Sitting at a light and boom, total catastrophic electrical failure. No lights, no ignition no nothing. I push the bike off the road and take a wrench from the tool bag and in an effort to see if the battery is dead I jump across the terminals. Zip, no arc. So dead battery right? I call the wife and ask her to pull a battery from the other bike and bring it to me with the VOM. I check voltage on the battery in the bike and get 000 on the meter. I pull off the ground line then the hot line and check the battery again- 13.2v. Hook the hot line back up and clip the meter to the battery - 13.2v! With the meter still attached, I hold the ground line to negative terminal and the meter goes to 11v to 3.6v to 000 in about 5 sec. WTF? I pull the battery, bolt up the other battery and the bike fires right up. I get home no problem and the second battery reads 13.2v. Check the "problem battery" and it reads 13.2v again. Hmmm.
I take the battery back to the store because I still have a year replacement left on it but the kid at the store doesn't want to honor the warranty with a new battery because he says there's nothing wrong with the old one. Now I'm pissed. Will go back in the morning and have a talk with the manager. Hopefully he'll realize that it's best to just give me a replacement battery and be rid of me.

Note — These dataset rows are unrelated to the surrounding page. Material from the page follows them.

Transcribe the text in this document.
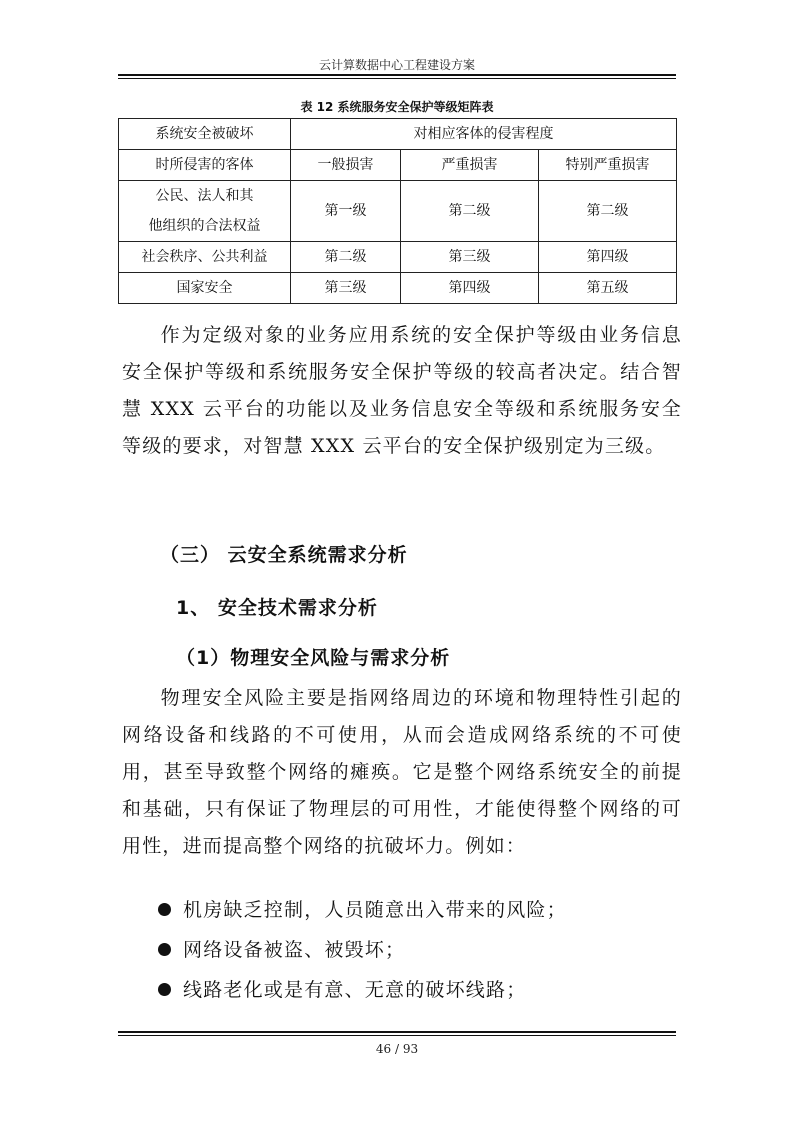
云计算数据中心工程建设方案
表 12 系统服务安全保护等级矩阵表
系统安全被破坏	对相应客体的侵害程度		
时所侵害的客体	一般损害	严重损害	特别严重损害

公民、法人和其
他组织的合法权益	第一级	第二级	第二级
社会秩序、公共利益	第二级	第三级	第四级
国家安全	第三级	第四级	第五级

作为定级对象的业务应用系统的安全保护等级由业务信息安全保护等级和系统服务安全保护等级的较高者决定。结合智慧 XXX 云平台的功能以及业务信息安全等级和系统服务安全等级的要求，对智慧 XXX 云平台的安全保护级别定为三级。

（三） 云安全系统需求分析

1、 安全技术需求分析

（1）物理安全风险与需求分析

物理安全风险主要是指网络周边的环境和物理特性引起的网络设备和线路的不可使用，从而会造成网络系统的不可使用，甚至导致整个网络的瘫痪。它是整个网络系统安全的前提和基础，只有保证了物理层的可用性，才能使得整个网络的可用性，进而提高整个网络的抗破坏力。例如：

机房缺乏控制，人员随意出入带来的风险；
网络设备被盗、被毁坏；
线路老化或是有意、无意的破坏线路；
46 / 93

In all my years I've never heard of this. What would cause a year old battery to act like this???
Did they load test it or just check voltage? Could be a broken terminal inside allowing just enough contact for the meter to read voltage. If you bought it from a chain, go to the next place, might have better luck. Add a test light in to your tool kit, a whole lot safer than the wrenches, LOL!

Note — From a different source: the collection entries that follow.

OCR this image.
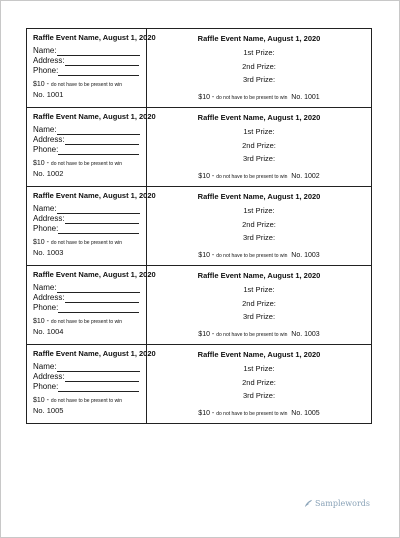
Raffle Event Name, August 1, 2020
Name:
Address:
Phone:
$10 - do not have to be present to win
No. 1001
Raffle Event Name, August 1, 2020
1st Prize:
2nd Prize:
3rd Prize:
$10 - do not have to be present to win No. 1001
Raffle Event Name, August 1, 2020
Name:
Address:
Phone:
$10 - do not have to be present to win
No. 1002
Raffle Event Name, August 1, 2020
1st Prize:
2nd Prize:
3rd Prize:
$10 - do not have to be present to win No. 1002
Raffle Event Name, August 1, 2020
Name:
Address:
Phone:
$10 - do not have to be present to win
No. 1003
Raffle Event Name, August 1, 2020
1st Prize:
2nd Prize:
3rd Prize:
$10 - do not have to be present to win No. 1003
Raffle Event Name, August 1, 2020
Name:
Address:
Phone:
$10 - do not have to be present to win
No. 1004
Raffle Event Name, August 1, 2020
1st Prize:
2nd Prize:
3rd Prize:
$10 - do not have to be present to win No. 1003
Raffle Event Name, August 1, 2020
Name:
Address:
Phone:
$10 - do not have to be present to win
No. 1005
Raffle Event Name, August 1, 2020
1st Prize:
2nd Prize:
3rd Prize:
$10 - do not have to be present to win No. 1005
Samplewords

Because its new(er) means nothing. I had 2 bad batteries within 2 weeks. No problem getting them adjusted. After charge showed fine. Load test and they both took a dump, both the same. Good luck getting them adjusted.
Did you check your charging system? I would. I've had 3 electrical failure 1) bad battery 2) bad stator 3) bad ground to battery So, basically, I had the top 3 things that normally go wrong an electrical failure.
Did they load test it or just check voltage? Could be a broken terminal inside allowing just enough contact for the meter to read voltage. If you bought it from a chain, go to the next place, might have better luck. Add a test light in to your tool kit, a whole lot safer than the wrenches, LOL!
Because its new(er) means nothing. I had 2 bad batteries within 2 weeks. No problem getting them adjusted. After charge showed fine. Load test and they both took a dump, both the same. Good luck getting them adjusted.
That's the gig. The battery is testing out fine it just won't work when bolted into the bike but the other battery does.
For ***** and Giggles, Try the battery in the other bike that your wife took the battery out of and see what happens... Sounds like under a load it will fail so the seller will have to load test to properly test the battery...
Definitely a dead battery. Internal short or bad cell. I don't know the intricacies of batteries, so I can't explain what may have happened, but I have a load tester and I've proven many times that a battery will show full voltage on the shelf, but the voltage has no "depth" (technically amperage, but the new kid at the register would be lost on that one). You have a bad battery. Take a suggestion from 98hotrodfatboy and put the bad battery in the other bike just to prove that it's the battery and not the bike. Hvae them load test the battery; it will fail a load test and they should honor the replacement warranty.